下記は、どの予備校が良い・悪いということではなく、自分の学習経路を踏まえて、各予備校の使い方をコントロールすることが必要、ということです。
3-1. TAC

1年目は1次試験を中心に、2年目以降は2次試験を中心にTACの教材と教室講義で学習しました。そのため、私の2次試験対策のベースはTACメソッドです。他の予備校に変えなかったのは、2年目である程度固めた事例の解き方について、大幅な変更をすることは、効率が悪くリスクも大きいと考えたからです。教室講座でしたので、講師の先生が非常に親身になって学習の仕方やモチベーション向上の相談に乗っていただけたことも予備校を変更しなかった理由のひとつです。
また、TACの演習の教材は、設問・本文・解答の整合の緻密さという点で、教材の品質が高いため、2次試験のアウトプットの練習は、TACで行うのがよいと自分なりに判断したからです。
3-2. AAS

AASは、3年目に事例Ⅳを徹底的に強化するために、AAS東京の「事例Ⅳイケカコノート特訓」のオプション講座を受講しました。4年目は事例Ⅰ強化の目的で「事例Ⅰ・これだけやればA判定」のオプション講座を受講するとともに、年間を通じて、AAS名古屋の「読み書きトレーニング(春秋要約)」、AAS関西の「中小企業白書Web特訓」を受講しています。
「読み書きトレーニング(春秋要約)」は、自分の一番の弱点だった文脈を読んで全体を俯瞰する非常によい訓練になりました。添削は週次ですが、春秋要約は毎日行いましたので、「読む/考える/書く」という訓練のサイクルを回すことができたのも良かったと思います。「中小企業白書Web特訓」は、事例を解く前提で必要な中小企業白書の知識を蓄積するのに有効でした。最後に解答の方向性を決める際に、国の考えている方針を意識することができました。
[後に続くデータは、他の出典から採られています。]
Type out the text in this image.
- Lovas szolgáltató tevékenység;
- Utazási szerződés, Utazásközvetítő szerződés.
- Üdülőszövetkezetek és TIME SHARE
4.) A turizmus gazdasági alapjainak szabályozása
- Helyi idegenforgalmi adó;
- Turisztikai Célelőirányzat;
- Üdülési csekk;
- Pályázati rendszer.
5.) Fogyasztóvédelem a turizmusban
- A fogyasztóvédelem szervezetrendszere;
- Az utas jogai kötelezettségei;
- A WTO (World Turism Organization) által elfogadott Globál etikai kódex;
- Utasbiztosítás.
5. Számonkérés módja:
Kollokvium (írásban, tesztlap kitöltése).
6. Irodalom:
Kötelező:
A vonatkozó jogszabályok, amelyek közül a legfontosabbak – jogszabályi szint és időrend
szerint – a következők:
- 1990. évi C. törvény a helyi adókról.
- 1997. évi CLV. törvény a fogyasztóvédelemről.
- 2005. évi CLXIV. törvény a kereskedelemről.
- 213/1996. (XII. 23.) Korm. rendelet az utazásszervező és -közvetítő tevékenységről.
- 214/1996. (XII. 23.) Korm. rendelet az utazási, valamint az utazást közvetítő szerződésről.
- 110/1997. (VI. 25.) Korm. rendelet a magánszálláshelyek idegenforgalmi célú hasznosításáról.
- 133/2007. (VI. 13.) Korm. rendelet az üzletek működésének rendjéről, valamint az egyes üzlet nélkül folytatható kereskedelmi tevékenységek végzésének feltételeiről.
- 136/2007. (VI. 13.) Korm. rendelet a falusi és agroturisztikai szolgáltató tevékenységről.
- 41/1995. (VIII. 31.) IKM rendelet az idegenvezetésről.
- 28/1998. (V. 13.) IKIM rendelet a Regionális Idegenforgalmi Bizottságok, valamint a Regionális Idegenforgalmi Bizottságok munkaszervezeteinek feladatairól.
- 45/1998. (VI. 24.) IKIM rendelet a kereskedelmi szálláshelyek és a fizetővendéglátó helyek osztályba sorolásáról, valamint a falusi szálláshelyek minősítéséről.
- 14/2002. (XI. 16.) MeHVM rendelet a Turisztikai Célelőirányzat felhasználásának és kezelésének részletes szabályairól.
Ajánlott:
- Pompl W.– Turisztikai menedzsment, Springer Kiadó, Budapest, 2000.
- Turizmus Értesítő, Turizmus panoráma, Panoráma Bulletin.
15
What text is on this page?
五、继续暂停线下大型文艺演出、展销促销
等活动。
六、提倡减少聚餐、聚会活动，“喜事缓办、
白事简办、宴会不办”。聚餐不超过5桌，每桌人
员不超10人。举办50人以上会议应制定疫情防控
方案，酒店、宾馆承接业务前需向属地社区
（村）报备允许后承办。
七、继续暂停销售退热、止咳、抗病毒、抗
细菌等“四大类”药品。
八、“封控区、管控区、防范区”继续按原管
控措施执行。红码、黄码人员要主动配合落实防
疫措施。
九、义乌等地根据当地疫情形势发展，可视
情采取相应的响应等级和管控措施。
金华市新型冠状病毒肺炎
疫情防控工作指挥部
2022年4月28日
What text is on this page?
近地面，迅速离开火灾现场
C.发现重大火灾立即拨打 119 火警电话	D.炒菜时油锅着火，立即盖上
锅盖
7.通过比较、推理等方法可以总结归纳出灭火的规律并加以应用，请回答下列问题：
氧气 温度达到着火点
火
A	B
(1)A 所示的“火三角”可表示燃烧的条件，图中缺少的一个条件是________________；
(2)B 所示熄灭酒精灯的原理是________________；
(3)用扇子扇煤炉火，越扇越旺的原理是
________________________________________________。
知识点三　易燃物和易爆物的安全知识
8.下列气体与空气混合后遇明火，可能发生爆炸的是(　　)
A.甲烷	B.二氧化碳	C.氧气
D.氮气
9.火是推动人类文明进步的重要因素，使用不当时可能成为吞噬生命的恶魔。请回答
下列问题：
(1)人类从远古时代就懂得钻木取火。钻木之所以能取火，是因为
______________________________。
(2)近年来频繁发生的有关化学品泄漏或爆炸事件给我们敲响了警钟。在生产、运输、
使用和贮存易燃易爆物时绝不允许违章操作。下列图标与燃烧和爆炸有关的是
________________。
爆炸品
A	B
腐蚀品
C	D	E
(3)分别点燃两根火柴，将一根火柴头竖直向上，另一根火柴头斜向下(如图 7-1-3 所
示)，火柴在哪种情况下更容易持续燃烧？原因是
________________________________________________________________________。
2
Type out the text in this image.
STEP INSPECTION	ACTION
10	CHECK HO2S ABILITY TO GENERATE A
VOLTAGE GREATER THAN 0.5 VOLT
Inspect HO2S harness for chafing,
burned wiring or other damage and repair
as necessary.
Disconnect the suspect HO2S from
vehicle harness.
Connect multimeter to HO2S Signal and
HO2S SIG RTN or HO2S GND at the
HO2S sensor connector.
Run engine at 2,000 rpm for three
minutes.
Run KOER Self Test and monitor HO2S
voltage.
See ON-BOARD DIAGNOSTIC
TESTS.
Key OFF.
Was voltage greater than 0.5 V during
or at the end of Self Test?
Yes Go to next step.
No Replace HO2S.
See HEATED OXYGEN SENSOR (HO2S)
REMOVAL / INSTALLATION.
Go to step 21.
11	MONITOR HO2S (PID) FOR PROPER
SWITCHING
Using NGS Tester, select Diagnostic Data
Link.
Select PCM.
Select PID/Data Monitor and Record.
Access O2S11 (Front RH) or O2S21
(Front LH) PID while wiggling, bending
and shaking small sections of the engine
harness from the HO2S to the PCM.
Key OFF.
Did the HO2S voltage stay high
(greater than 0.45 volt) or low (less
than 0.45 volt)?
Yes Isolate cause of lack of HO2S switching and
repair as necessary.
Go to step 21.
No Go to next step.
AASの教材は、解答の書き方(e.g. 主語を明記することで採点者が採点ポイントを把握しやすいなど)という点でも、改めてスキルを強化する教材になりました。
3-3. MMC, LEC

1日4事例をこなす感覚を身体に染み込ますことを目的に、4年目は、MMC 4回、LEC 2回の模擬試験も受験しました。TAC 2回、AAS名古屋 2回も受験していますので、過去問等を使ったセルフ模試も含め10回以上、本番と同じ時間帯で4事例を解いたことになります。
解説の査読と振り返りから、それぞれの予備校の考え方で自分が納得できることは貪欲に取り込んでいきました。ただし、前述したように、全ての予備校の考え方を混ぜてしまうと、軸のない状態になってしまうので、自分の場合は、あくまでTACメソッドを中心に、AASの教材で弱点を補強し、MMCとLECはこんな考え方もある、ということを知る意味合いが大きかったと思います。(これは、どの予備校が良い・悪いということではなく、自分の学習経路を踏まえて、そういう使い方をするようにコントロールした、ということです。)